How to determine the number of symmetric relations on a 7-element set that have exactly 4 ordered pairs?

Question

Let $A = \big \{1,2,3,4,5,6,7\big \}$. Find the number of symmetric relations on A, which contain exactly four ordered pairs ?
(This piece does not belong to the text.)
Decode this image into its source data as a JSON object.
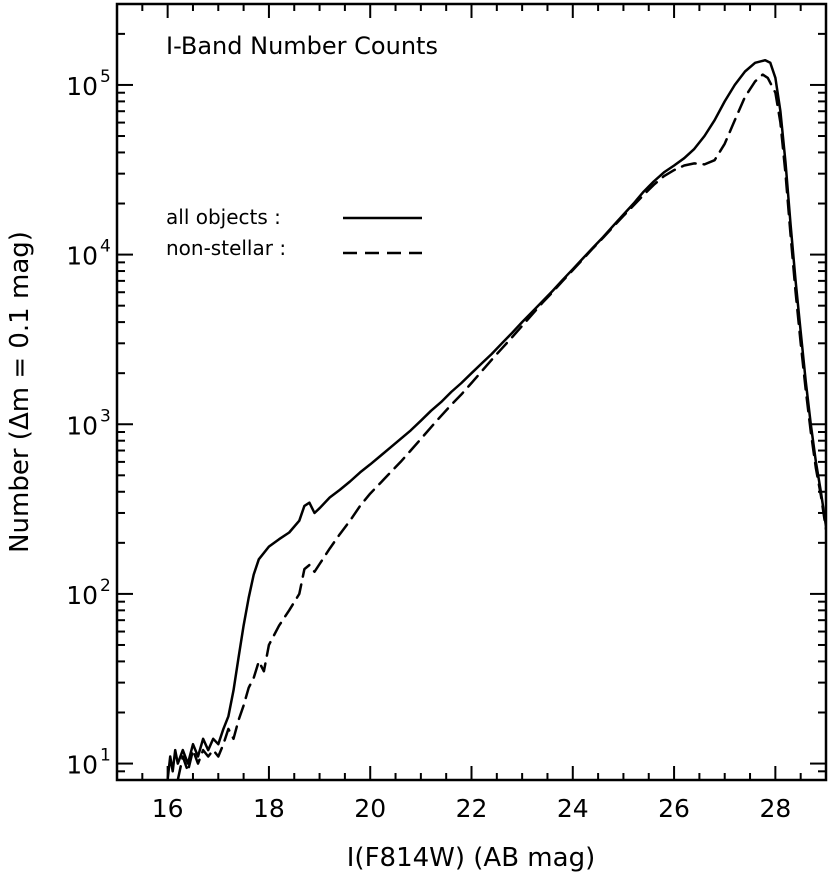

My approach : for a relation to be symmetric either pairs of type (i,i) should be present or both pairs (i,j) and (j,i) should be present. There are $n$ elements of type $(i,i)$ which can exist alone. and there are $\frac{n^2-n}{2}$ pairs of type $(i,j)$ and $(j,i)$, So, totally there are $n + \frac{n^2-n}{2} = \frac{n^2+n}{2}$ pairs, which evaluates to be $28$ for $n = 7$. So to form relations which contain only $4$ ordered pairs select $4$ from these in $\left(\begin{array}{c}28\\ 4\end{array}\right)$ ways.

What am i doing wrong?

Answer 1

You have:

4 different pairs with distinct numbers (i,j),(j,i),(k,l),(l,k) (out of the total of ${7\choose 2}=21$ pairs): ${21\choose 2}=210$

2 pairs with distinct elements and 2 pairs with same element (i,j),(j,i),(k,k),(l,l): ${7\choose 2}{7\choose 2}=441$

4 pairs with the same element (i,i),(j,j),(k,k),(l,l): ${7\choose 4}=35$

The total is 686

EDIT: At OP's request, here is a more systematic way of looking at the problem:

An element of your relation can come from one of the following two sources:

1. Choice of an unordered pair $\{i,j\}$, which gives you two elements of your relation, namely the ordered pairs $(i,j)$ and $(j,i)$ (to maintain symmetry). The number of unordered pairs to choose from is ${7\choose 2}=21$
2. A singleton $\{i\}$, which gives you only one element of your relation, namely $(i,i)$. The number of singletons to choose from is obviously $7$

One can get $4$ elements in the relation in one of the following three ways:

1. Choice of $2$ unordered pairs, $0$ singletons in ${21\choose2}{7\choose0}$ ways
2. Choice of $1$ unordered pair, $2$ singletons in ${21\choose1}{7\choose2}$ ways
3. Choice of $0$ unordered pairs, $4$ singletons in ${21\choose0}{7\choose4}$ ways

So the total is ${21\choose2}{7\choose0}+{21\choose1}{7\choose2}+{21\choose0}{7\choose4}=686$

The general formula for $n$ elements and $k$ ordered pairs is:

$$\sum_{i=0}^{\lfloor k/2\rfloor}{m\choose i}{n\choose k-2i}\text{, where }m={n\choose 2}$$

Answer 2

You can choose two pairs of pairs pairs $(i,j)$, $(j,i)$ with $i\ne j$ in $${{7\choose 2}\choose 2}={1\over2}\cdot21\cdot20=210$$ ways. Then you can choose one such pair of pairs plus two pairs of the form $(i,i)$ in ${7\choose2}\cdot{7\choose2}=441$ ways, and you can choose $4$ pairs of the form $(i,i)$ in ${7\choose4}=35$ ways. The total is $686$.